One simple thing to get this working without changing all your code is to set the mangle option of uglify to false like so :

gulp.task('uglify-js', function() {
  gulp.src(['client/js/libraries/**/*.js', 'client/js/source/**/*.js'])
    .pipe(concat('app'))
    .pipe(ngAnnotate())
    .pipe(uglify({ mangle: false }))
    .pipe(rename({ extname: '.min.js' }))
    .pipe(gulp.dest('client/js'));
});

That keeps the names so you will not have injections problems.

like image 93
Preview Avatar answered Nov 17 '22 21:11

Preview


You should use ngannotate. This while preprocess your angular code to make it safe for uglify/minification.
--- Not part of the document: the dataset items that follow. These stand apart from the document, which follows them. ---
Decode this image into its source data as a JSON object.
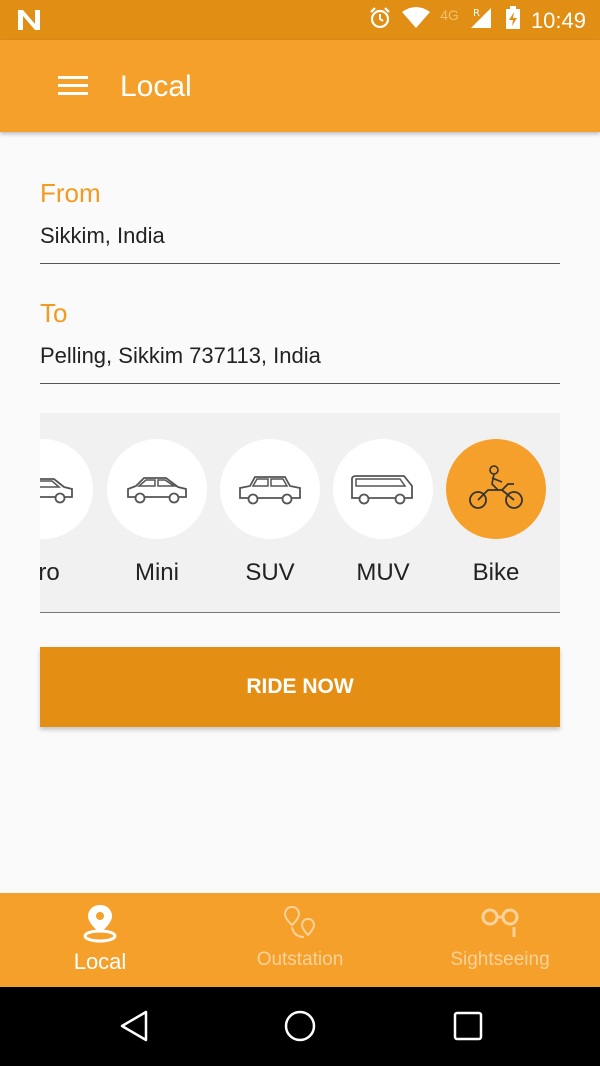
{
  "status_bar": {
    "time": "10:49",
    "network": "4G",
    "roaming": "R"
  },
  "app_bar": {
    "title": "Local"
  },
  "form": {
    "from_label": "From",
    "from_value": "Sikkim, India",
    "to_label": "To",
    "to_value": "Pelling, Sikkim 737113, India"
  },
  "vehicles": {
    "items": [
      {
        "label": "cro",
        "icon": "car-icon"
      },
      {
        "label": "Mini",
        "icon": "hatchback-icon"
      },
      {
        "label": "SUV",
        "icon": "suv-icon"
      },
      {
        "label": "MUV",
        "icon": "van-icon"
      },
      {
        "label": "Bike",
        "icon": "motorbike-icon"
      }
    ],
    "selected": "Bike"
  },
  "ride_button": {
    "label": "RIDE NOW"
  },
  "bottom_nav": {
    "items": [
      {
        "label": "Local",
        "icon": "location-pin-icon"
      },
      {
        "label": "Outstation",
        "icon": "route-pins-icon"
      },
      {
        "label": "Sightseeing",
        "icon": "binoculars-icon"
      }
    ],
    "active": "Local"
  },
  "colors": {
    "primary": "#f5a02a",
    "primary_dark": "#e08e14",
    "accent_text": "#f29b1f",
    "button": "#e48f13"
  }
}
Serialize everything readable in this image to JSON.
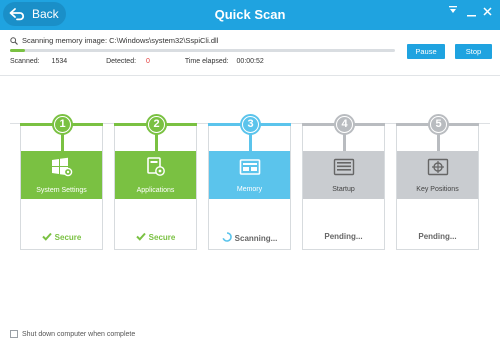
{
  "window": {
    "title": "Quick Scan",
    "back_label": "Back",
    "accent": "#1fa3e0"
  },
  "scan": {
    "prefix": "Scanning memory image:",
    "path": "C:\\Windows\\system32\\SspiCli.dll",
    "progress": 0.04,
    "pause_label": "Pause",
    "stop_label": "Stop"
  },
  "stats": {
    "scanned_label": "Scanned:",
    "scanned_value": "1534",
    "detected_label": "Detected:",
    "detected_value": "0",
    "elapsed_label": "Time elapsed:",
    "elapsed_value": "00:00:52"
  },
  "steps": [
    {
      "number": "1",
      "label": "System Settings",
      "status": "Secure",
      "icon": "windows-settings-icon",
      "color": "#7ac142",
      "state": "secure"
    },
    {
      "number": "2",
      "label": "Applications",
      "status": "Secure",
      "icon": "applications-icon",
      "color": "#7ac142",
      "state": "secure"
    },
    {
      "number": "3",
      "label": "Memory",
      "status": "Scanning...",
      "icon": "memory-icon",
      "color": "#5bc4ec",
      "state": "scanning"
    },
    {
      "number": "4",
      "label": "Startup",
      "status": "Pending...",
      "icon": "startup-icon",
      "color": "#b9bcc0",
      "state": "pending"
    },
    {
      "number": "5",
      "label": "Key Positions",
      "status": "Pending...",
      "icon": "key-positions-icon",
      "color": "#b9bcc0",
      "state": "pending"
    }
  ],
  "footer": {
    "shutdown_label": "Shut down computer when complete",
    "shutdown_checked": false
  }
}
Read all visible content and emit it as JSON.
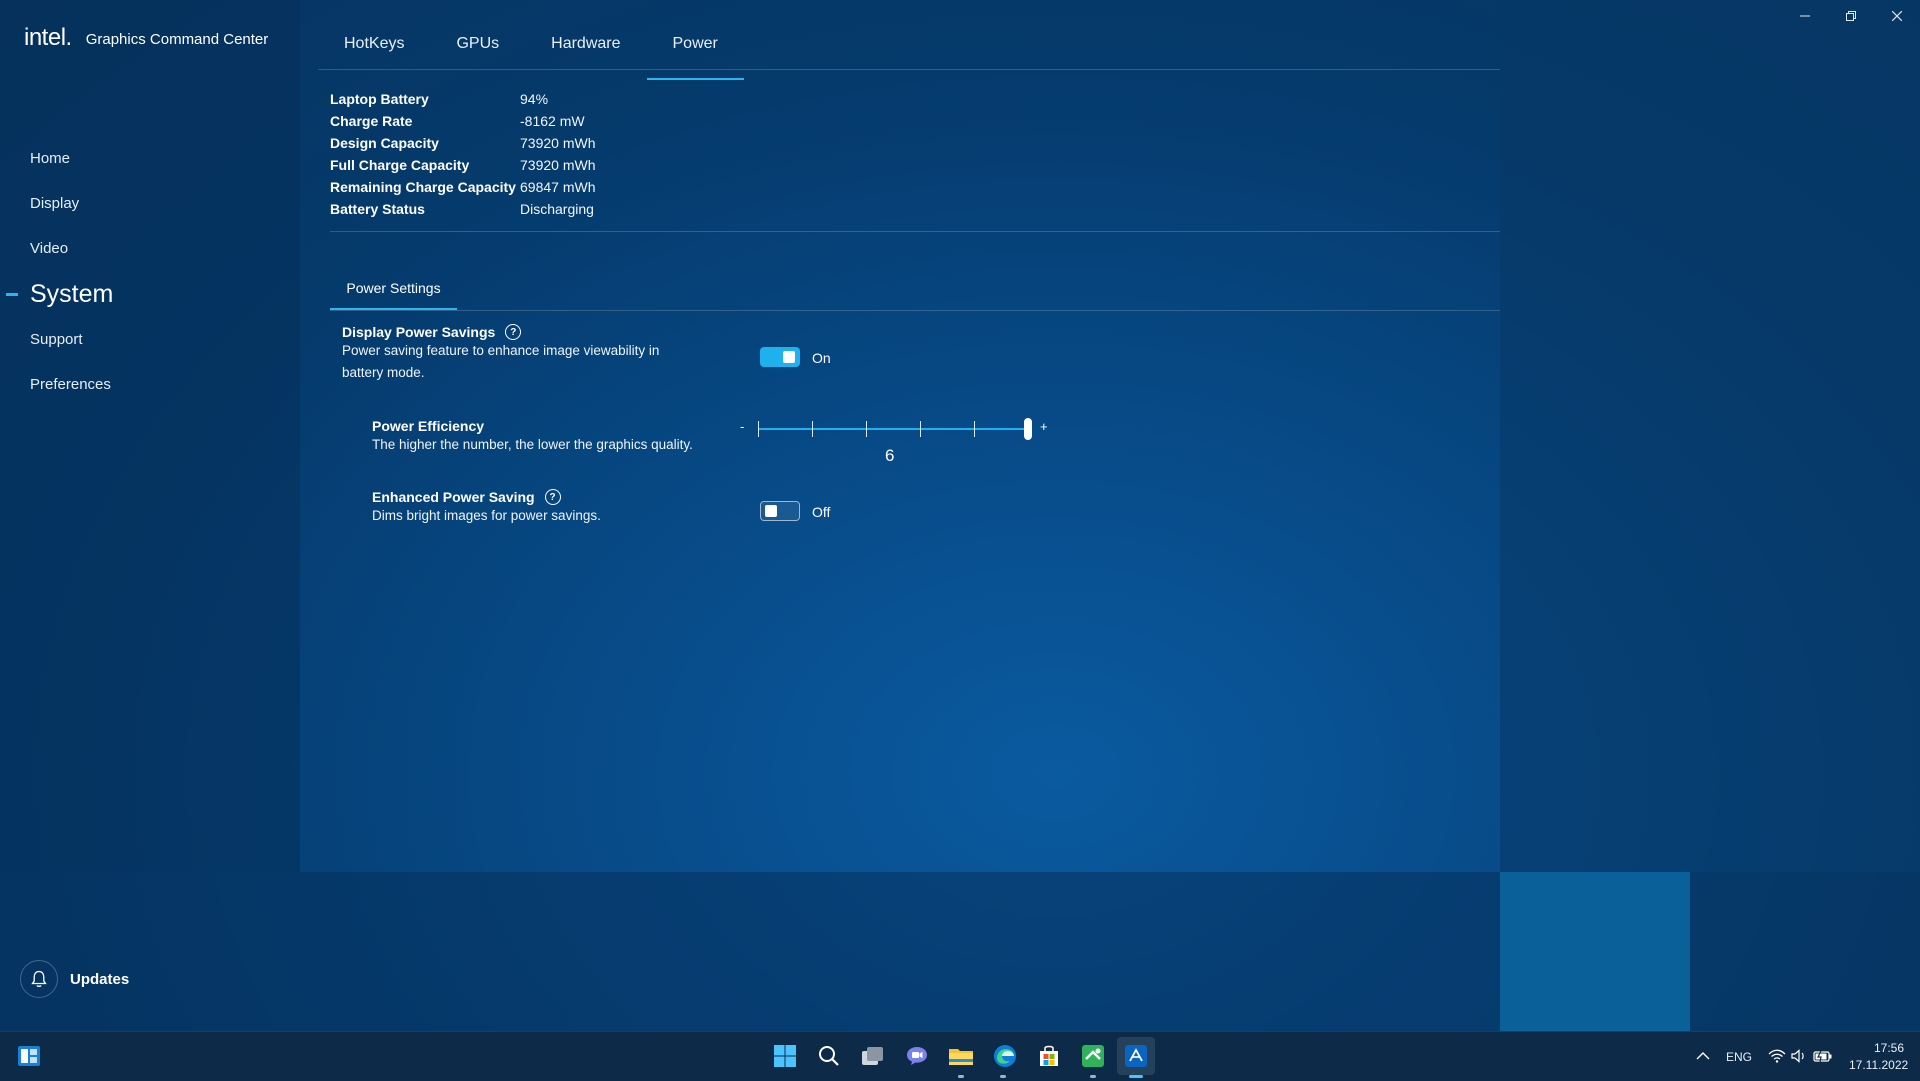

Ngannotate adds dependency annotations so the minifier doesn't break your dependency injection.

The angular documentation provides a note on this:

Since Angular infers the controller's dependencies from the names of arguments to the controller's constructor function, if you were to minify the JavaScript code for PhoneListCtrl controller, all of its function arguments would be minified as well, and the dependency injector would not be able to identify services correctly. We can overcome this problem by annotating the function with the names of the dependencies, provided as strings, which will not get minified.

Ngannotate does this process for you which keeps your code cleaner.

Ngmin is now deprecated and the github advises to use ngannotate. It is also faster than ngmin.